Dos sindicatos de la Corporación Nacional Forestal (Conaf) emitieron comunicados en los que manifiestan su preocupación por el intento de creación de un nuevo sindicato al interior de la institución, impulsado por trabajadores de la Oficina Central y la Región Metropolitana, y que, según advierten, estaría siendo fomentado por directivos de confianza y mandos jerárquicos superiores.

Desde el Sindicato Nacional Trabajadores de Conaf (Sitrem) –que agrupa guardaparques, brigadistas, profesionales, técnicos y administrativos– manifiestan que el nuevo sindicato estaría siendo “instigado” por personal de confianza, “por simples motivos políticos o la búsqueda de beneficios particulares por quienes han gozado de un estatus de privilegio y protección dentro de la institución”. 
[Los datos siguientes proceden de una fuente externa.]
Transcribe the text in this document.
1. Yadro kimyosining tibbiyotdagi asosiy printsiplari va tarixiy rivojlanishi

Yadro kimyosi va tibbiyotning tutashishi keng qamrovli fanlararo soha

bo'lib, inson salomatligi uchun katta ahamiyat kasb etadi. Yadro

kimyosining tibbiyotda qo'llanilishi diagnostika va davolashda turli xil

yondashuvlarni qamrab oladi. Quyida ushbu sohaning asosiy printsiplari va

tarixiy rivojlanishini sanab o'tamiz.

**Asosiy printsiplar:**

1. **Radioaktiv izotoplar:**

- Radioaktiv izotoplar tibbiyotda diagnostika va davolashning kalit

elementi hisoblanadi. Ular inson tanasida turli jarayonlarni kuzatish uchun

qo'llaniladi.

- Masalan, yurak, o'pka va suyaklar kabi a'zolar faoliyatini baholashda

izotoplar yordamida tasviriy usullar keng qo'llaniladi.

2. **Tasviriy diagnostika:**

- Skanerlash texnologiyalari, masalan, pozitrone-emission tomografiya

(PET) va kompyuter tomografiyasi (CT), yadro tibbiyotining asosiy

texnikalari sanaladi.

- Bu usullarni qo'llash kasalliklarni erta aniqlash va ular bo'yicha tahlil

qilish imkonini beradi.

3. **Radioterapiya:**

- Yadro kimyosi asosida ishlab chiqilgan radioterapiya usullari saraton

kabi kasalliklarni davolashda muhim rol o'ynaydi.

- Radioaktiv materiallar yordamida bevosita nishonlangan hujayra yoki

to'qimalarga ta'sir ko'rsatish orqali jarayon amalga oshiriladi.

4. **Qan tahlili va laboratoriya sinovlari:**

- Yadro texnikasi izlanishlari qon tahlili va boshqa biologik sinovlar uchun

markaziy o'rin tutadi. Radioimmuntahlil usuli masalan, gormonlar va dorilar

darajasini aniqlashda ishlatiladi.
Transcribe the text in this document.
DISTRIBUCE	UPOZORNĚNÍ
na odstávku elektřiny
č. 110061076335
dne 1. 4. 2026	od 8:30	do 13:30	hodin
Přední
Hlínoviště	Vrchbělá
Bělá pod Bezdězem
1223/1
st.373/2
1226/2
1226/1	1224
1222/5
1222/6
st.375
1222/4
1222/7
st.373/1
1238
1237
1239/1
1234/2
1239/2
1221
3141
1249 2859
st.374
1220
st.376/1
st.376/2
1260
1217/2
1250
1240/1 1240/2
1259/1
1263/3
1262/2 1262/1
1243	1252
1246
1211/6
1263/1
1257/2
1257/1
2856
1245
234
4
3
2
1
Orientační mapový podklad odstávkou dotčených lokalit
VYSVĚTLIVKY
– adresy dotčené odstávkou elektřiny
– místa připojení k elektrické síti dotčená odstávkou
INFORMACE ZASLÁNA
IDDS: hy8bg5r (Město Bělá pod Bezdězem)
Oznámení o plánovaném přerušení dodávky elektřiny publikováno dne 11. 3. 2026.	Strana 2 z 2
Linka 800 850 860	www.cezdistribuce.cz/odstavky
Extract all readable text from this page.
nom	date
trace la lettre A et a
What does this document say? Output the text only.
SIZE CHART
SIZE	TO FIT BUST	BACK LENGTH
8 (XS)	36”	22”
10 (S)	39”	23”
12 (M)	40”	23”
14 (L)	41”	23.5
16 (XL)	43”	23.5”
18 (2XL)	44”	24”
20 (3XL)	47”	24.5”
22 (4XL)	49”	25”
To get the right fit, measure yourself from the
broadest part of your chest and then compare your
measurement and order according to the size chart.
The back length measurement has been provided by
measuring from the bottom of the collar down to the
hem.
En tanto, el Sindicato Nacional de Profesionales de Conaf (Sinaprof) también advierte sobre las “inquietudes” que han surgido “respecto de la eventual participación de directivos (as) de confianza en estos procesos”.  

Ambas agrupaciones se ponen a disposición del resto de los trabajadores de la corporación en caso de que se sientan amedrentados, hostigados o sufran maltrato para dar su consentimiento en orden a formar este nuevo sindicato. Dice Sitrem, que esto es ante el riesgo de que “pudieran recibir presiones o amenazas ilegítimas para apoyar obligadamente este intento de dividir a los trabajadores”.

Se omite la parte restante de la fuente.